When you have a revocable living trust, you typically serve as your own trustee. Upon your inability to serve as your own trustee, you name a successor trustee. While many trusts contain provisions regarding how a trustee no longer serves in the event of his or her disability, I’ve reviewed many trusts that don’t include removal or replacement of trustee provisions for reasons other than disability.
This is even more alarming when I ask my clients about the parties that they’ve named as successor trustees in their current trust documents. More often than not, my clients want to make a change. Sometimes the trustee that they’ve named has passed away, sometimes the financial institution no longer exists having been swallowed by a larger bank. It’s also common that my client no longer has a professional relationship with a financial institution named as trustee.
There’s nothing wrong with amending your trust to name a new successor trustee. Consider, however, that after you’ve become disabled or die, you can no longer amend your trust. What happens then?
Jim has a close relationship with his financial planner, Thomas. When Thomas changed firms, Jim moved his account since he wasn’t necessarily enamored with any firm so much as he appreciated Thomas’ wisdom and expertise. Jim named Thomas’ firm as the trustee of Jim’s trust. After Jim came down with Alzheimer’s disease, Thomas changed firms again. Jim could no longer serve as his own trustee, but Thomas’ old firm was the named firm to step in. Since Jim was incompetent he could not amend his trust again to remove the old firm and replace it with Thomas’ new firm.

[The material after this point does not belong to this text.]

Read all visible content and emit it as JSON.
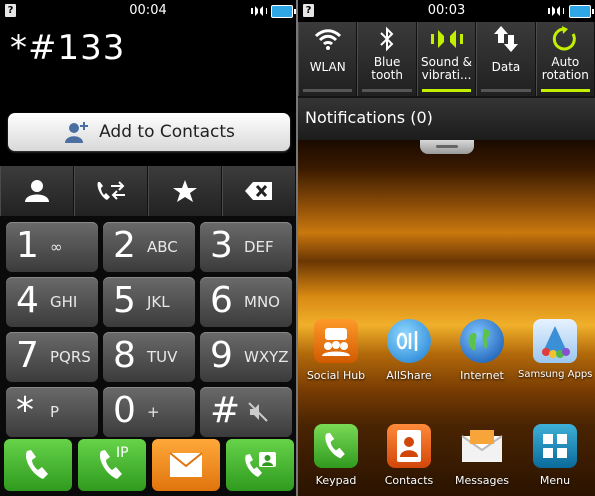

Similarly, when Jim dies his wife, Jane, would potentially have to deal with someone unfamiliar with his financial plan. That is, unless Jim includes a provision in his trust that allows Jane (or someone else) to remove and replace the corporate trustee.
Jim’s revocable trust contains a provision that allows his spouse, Jane, to remove and replace any acting successor trustee. When Jim dies and his trust had the old firm still named, even though he no longer had a professional relationship with that institution, Jane could name the firm where their longstanding financial planner, Thomas worked.
The removal and replacement powers should be carefully considered, however. In blended family situations, a surviving spouse could be accused of shopping for a trustee most favorable to her situation instead of acting as an impartial fiduciary manner towards all of the trustees. In these situations, it might be best to require two individuals to remove and replace the successor trustee.
Jane is not the mother to Jim’s two sons, Zachary and Ethan. Rather than giving any one person the ability to remove and replace a successor trustee, Jim’s trust provides that during Jane’s lifetime, either Zachary or Ethan must join Jane in any removal and replacement of a corporate trustee.
Where the surviving spouse is serving in the role as successor trustee, this issue can become even more delicate.
Jim names Jane as his successor trustee, and Jane is the primary beneficiary of Jim’s trust for the remainder of Jane’s life. Jim trusts Jane explicitly, and does not want to cause conflict between Jane and his sons. Jim therefore provides that Zachary and Ethan must have “cause” in order to remove Jane as a trustee. “Cause” is defined as Jane being grossly negligent in the investment and management of the trust funds, or by making improper distributions.
Sometimes you will name a trustee for a child who has problems handling money, who may be a spendthrift, or who has drug, alcohol or gambling dependency problems. Here, the choices to be made are not easy.
At Jane’s death, Jim’s trust divides into separate continuing trust shares for Zachary and Ethan. Since Zachary is adept at managing money, Jim names Zachary to serve as his own trustee. Ethan, however, has been in and out of drug rehabilitation centers since adolescence. To protect him from himself, Jim named a corporate trustee to serve as Ethan’s trustee.
Here the issue is whether Jim should give Ethan, or some other person, the power to remove and replace the corporate trustee. Generally speaking, you never want to create a testamentary trust where the trustee cannot be removed. Financial institutions can change, merge with others, raise their fees or poorly perform with investments and administrative functions. When this is the case, you would want them removed.
But to give Ethan that power is problematic. He may shop for a trustee that will freely distribute funds to him, even though he intends to use those funds to support his drug habit. Giving that same power to Zachary poses other problems. What happens when Ethan asks Zachary to remove and replace the trustee and Zachary doesn’t see the need? Might this drive a wedge into their relationship? There are no easy answers here.
Every family’s situation will be different. That’s why I suggest that you explore these issues thoroughly with your estate-planning attorney who can draft appropriate provisions into your legal documents.